La leçon de l’Amérique du Sud

Lors d’une rencontre au Brésil au début d’avril, des camarades de plusieurs pays ont fait le point, au moment où un dangereux virage à droite s’esquisse dans l’hémisphère. Au Brésil, les mouvements populaires sont acculés le dos au mur. La droite et l’extrême-droite, coalisées dans le gouvernement du sulfureux Jair Bolsonaro, tirent de tous les côtés, contre les universités, le secteur public, les pensions et les salaires, les autochtones, les droits des femmes, des gais et des femmes. En Argentine, le président Macri (grand ami de Justin Trudeau) veut imposer une forte dose d’austérité, un peu comme ce qu’avait subie ce pays dans les années 1990. C’est un peu la même chose en Équateur, sauf que là, c’est l’ancien parti de centre-gauche qui s’est reconverti aux vertus du néolibéralisme pur et dur. Au Nicaragua et au Venezuela, des régimes qui se disaient progressistes sont enfoncés dans l’autoritarisme et la corruption.

Vous connaissez l’expression, « ça va mal à la shop ».

La question qui se pose partout est « pourquoi ». Pourquoi des partis issus des mouvements populaires –par exemple le Parti des travailleurs (PT) au Brésil qui avait été créé par les syndicats et les groupes communautaires- ne sont pas parvenus à changer la structure du pouvoir ? Pourquoi, pire encore, le PT a fini par faire fonctionner une grosse machine politique coupée du peuple ?

La question n’est pas simple et ne peut être éclaircie totalement avec des explications faciles, dans le genre, « ils ont eu des mauvais chefs ». Une réponse peu adéquate est également, « c’est la faute de l’impérialisme ». C’est vrai, les chefs n’ont pas été toujours à la hauteur. C’est vrai, les pouvoir occultes des multinationales et de Washington ont mis des tas de bâtons dans la rue. Mais il y avait autre chose.

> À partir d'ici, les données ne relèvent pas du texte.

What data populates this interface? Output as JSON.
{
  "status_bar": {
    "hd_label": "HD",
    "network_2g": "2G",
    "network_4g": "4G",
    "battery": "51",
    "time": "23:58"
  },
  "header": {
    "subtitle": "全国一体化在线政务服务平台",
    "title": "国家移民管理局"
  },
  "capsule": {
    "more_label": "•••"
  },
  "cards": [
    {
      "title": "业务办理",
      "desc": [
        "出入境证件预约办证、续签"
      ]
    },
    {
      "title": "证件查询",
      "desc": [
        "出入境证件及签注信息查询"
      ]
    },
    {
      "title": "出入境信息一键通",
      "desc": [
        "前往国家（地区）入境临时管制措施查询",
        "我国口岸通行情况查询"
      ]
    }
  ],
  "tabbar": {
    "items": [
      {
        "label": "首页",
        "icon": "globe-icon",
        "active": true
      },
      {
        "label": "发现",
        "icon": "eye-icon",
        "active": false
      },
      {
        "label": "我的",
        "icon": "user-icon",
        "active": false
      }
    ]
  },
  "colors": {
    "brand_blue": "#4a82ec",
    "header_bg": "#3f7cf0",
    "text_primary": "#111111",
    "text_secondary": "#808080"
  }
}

Héritier des grandes traditions des partis de gauche nés en Europe, les formations progressistes en Amérique du Sud ont été nourries d’une conception de la transformation où la prise de l’État constituait le noyau fondamental, le point de départ et même le point d’arrivée. On voyait l’État comme un instrument, un lieu politique, qu’il fallait occuper et transformer, en faveur des classes populaires.

Au tournant du millénaire, de grands partis de gauche se sont mis à prendre de plus en plus de place. Certains partis sont devenus des sortes d’État dans l’État, en contrôlant des municipalités, des syndicats et associations, des institutions de toutes sortes. Plus tard comme au Brésil, le « grand soir » est arrivé avec le triomphe électoral lors d’élections présidentielles. Un ouvrier devenait président de la république, celui-là même qui avait mené les grandes grèves ouvrières.

Dans le sillon de cette percée, des milliers de militants et militantes sont devenus des fonctionnaires de l’État et-ou du Parti, des « cadres et compétents ». Souvent, ils et elles provenaient des milieux populaires et des mouvements et syndicats. Ils avaient, pour la plupart, de nobles intentions, mais en même temps, leur rôle et fonction sociale changeaient.

D’une manière progressive, un peu invisible, les mouvements se sont vidés. Les décisions, les débats, survenaient dans la machine de l’État. L’élan populaire pour la transformation s’est enrayé. Et c’est alors que sont apparus des « problèmes » : des décisions douteuses, des formes de patronage et de corruption, relativement modestes, mais inacceptables pour un projet qui se définissait comme démocratique et populaire, une dépendance également vers des spécialistes, notamment en communication.
Parallèlement, le PT est également devenu obsolète. Le cercle dirigeant et les élus avaient le dernier mot.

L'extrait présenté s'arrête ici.